Pressure model and scaling laws in jammed bidisperse granular packings

This investigation delves into the scaling laws governing pressure and key mean variables throughout the first and second jamming transitions previously observed in asymmetric bidisperse granular packings. Motivated by a theoretical model integrating crucial parameters—size ratio, \(\delta\), concentration of small particles, \(X_{\mathrm{S}}\), packing fraction, \(\phi\), mean contact number, \(\langle Z \rangle\), mean overlap, \(\langle \alpha ^{c}_{n} \rangle\), and mean branch vector length \(\langle \ell ^{c}_{n} \rangle\)—we employ molecular dynamics simulations to validate the model. Our findings reveal a non-linear relationship between pressure and \(\phi\) stemming from the dynamic interaction of mean variables with \(\phi\) during compression. Regardless of \(X_{\mathrm{S}}\) for δ = 0.73, the scaling exponent \(c_{Z}\) characterizing \(\langle Z \rangle\) with \(\phi\) consistently approximates 0.5, holding true for δ = 0.73 and high \(X_{\mathrm{S}}\) values. Intriguingly, for δ = 0.15 and low \(X_{\mathrm{S}}\), where the two jamming transitions are observed, \(c_{Z}\) exhibits distinct values. At the first transition, where large particles jam, \(c_{Z}\) slightly exceeds 0.5, while it diminishes to approximately 0.3 at the second transition following the jamming of small particles.
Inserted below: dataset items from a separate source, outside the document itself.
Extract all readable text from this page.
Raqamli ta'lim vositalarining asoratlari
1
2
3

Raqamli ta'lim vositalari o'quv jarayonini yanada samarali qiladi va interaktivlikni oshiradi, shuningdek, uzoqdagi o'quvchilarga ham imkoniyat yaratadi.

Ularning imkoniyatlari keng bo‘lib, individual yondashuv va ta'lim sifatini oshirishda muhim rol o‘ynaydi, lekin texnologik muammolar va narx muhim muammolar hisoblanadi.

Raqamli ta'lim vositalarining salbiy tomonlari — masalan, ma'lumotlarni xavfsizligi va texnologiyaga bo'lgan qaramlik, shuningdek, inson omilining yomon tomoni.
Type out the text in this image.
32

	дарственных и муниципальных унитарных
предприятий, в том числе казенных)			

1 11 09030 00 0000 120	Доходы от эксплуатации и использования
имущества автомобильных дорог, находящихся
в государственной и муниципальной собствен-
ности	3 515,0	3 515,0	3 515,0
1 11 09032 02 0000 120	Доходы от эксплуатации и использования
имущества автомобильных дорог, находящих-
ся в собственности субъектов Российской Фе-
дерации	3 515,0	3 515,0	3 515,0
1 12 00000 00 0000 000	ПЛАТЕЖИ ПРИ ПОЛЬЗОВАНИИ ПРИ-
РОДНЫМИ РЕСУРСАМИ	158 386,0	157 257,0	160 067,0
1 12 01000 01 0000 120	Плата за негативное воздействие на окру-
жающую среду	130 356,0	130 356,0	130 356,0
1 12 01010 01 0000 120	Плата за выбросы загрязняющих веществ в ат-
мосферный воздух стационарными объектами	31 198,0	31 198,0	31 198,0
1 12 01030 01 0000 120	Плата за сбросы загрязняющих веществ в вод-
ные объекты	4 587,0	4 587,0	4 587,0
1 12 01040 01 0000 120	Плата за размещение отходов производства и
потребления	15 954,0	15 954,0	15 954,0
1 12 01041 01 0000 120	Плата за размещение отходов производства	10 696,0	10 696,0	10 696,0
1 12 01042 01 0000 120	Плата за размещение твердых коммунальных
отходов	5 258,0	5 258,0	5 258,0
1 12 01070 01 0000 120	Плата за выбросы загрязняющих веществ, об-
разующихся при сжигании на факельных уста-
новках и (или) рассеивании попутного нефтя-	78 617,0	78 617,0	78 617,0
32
Additionally, the exponents associated with the scaling of \(\langle \alpha ^{c}_{n} \rangle\) and \(\langle \ell ^{c}_{n} \rangle\) with \(\phi\) consistently converge around \(c_{\alpha } = c_{\ell } \sim 0.92\) varying with changes in \(X_{\mathrm{S}}\) and \(\delta\). Moreover, the pressure model aligns seamlessly with simulation trends, exhibiting a consistent exponent around \(c_{p} \sim 1.1\)–1.3 throughout the first and second jamming transitions. These results offer valuable insights into the compression behavior of highly asymmetric bidisperse packings, emphasizing the substantial influence of \(\delta\) and \(X_{\mathrm{S}}\) on the system’s macroscopic properties.